Solving PDEs in parallel

Question

I have read different approaches on how to solve pdes in parallel which are discretized using finite element method. For example:

1. Non-overlapping domain decomposition approach as mentioned in https://imsc.uni-graz.at/haasegu/Papers/Douglas-Haase-Langer/textbook.pdf at chapter 5.2 . Each process works on each own domain and the solution vector has a consistent storage while right hand sides, residuals and stiffness matrix has an additive storage.

2. Distribute the mesh into N parts. Each processor has information about it's own sub-domain plus a ghost layer (Global solvers approach).

What are the differences between these two methods, pros and cons? Which parallelization method is used by FEM softwares?

Answer 1

Domain decomposition was developed in the late 1990s and early 2000s because it allowed the re-use of sequential PDE solvers: You only have to write a wrapper around it that sends the computed solution to other processors, receives other processors' solutions, and uses these as boundary values for the next iteration. This works reasonably well for the small numbers of processors that were used at the time (a few dozen to at most a few hundred), but the approach does not perform well with large numbers of processors.

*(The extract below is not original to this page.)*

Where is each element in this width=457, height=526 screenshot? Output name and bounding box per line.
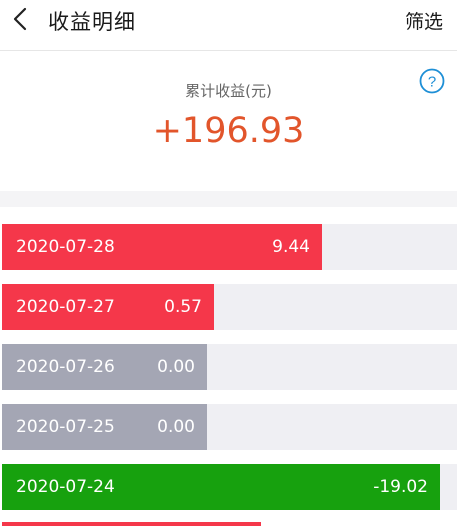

The approach almost universally used today is the second method you outline, where we think of the mesh and the linear system as one global one; it just happens to be stored in a way that distributes the data to many processors. In other words, we don't decompose the problem into smaller problems, we just decompose the storage of the data associated with the one global problem. This has required a lot of software development in libraries such as PETSc, Trilinos, libMesh, or the deal.II project which I co-lead. But, on the upside, this perspective leads to methods that can be efficiently solved, and as a consequence, they have largely supplanted domain decomposition methods in the last fifteen or so years.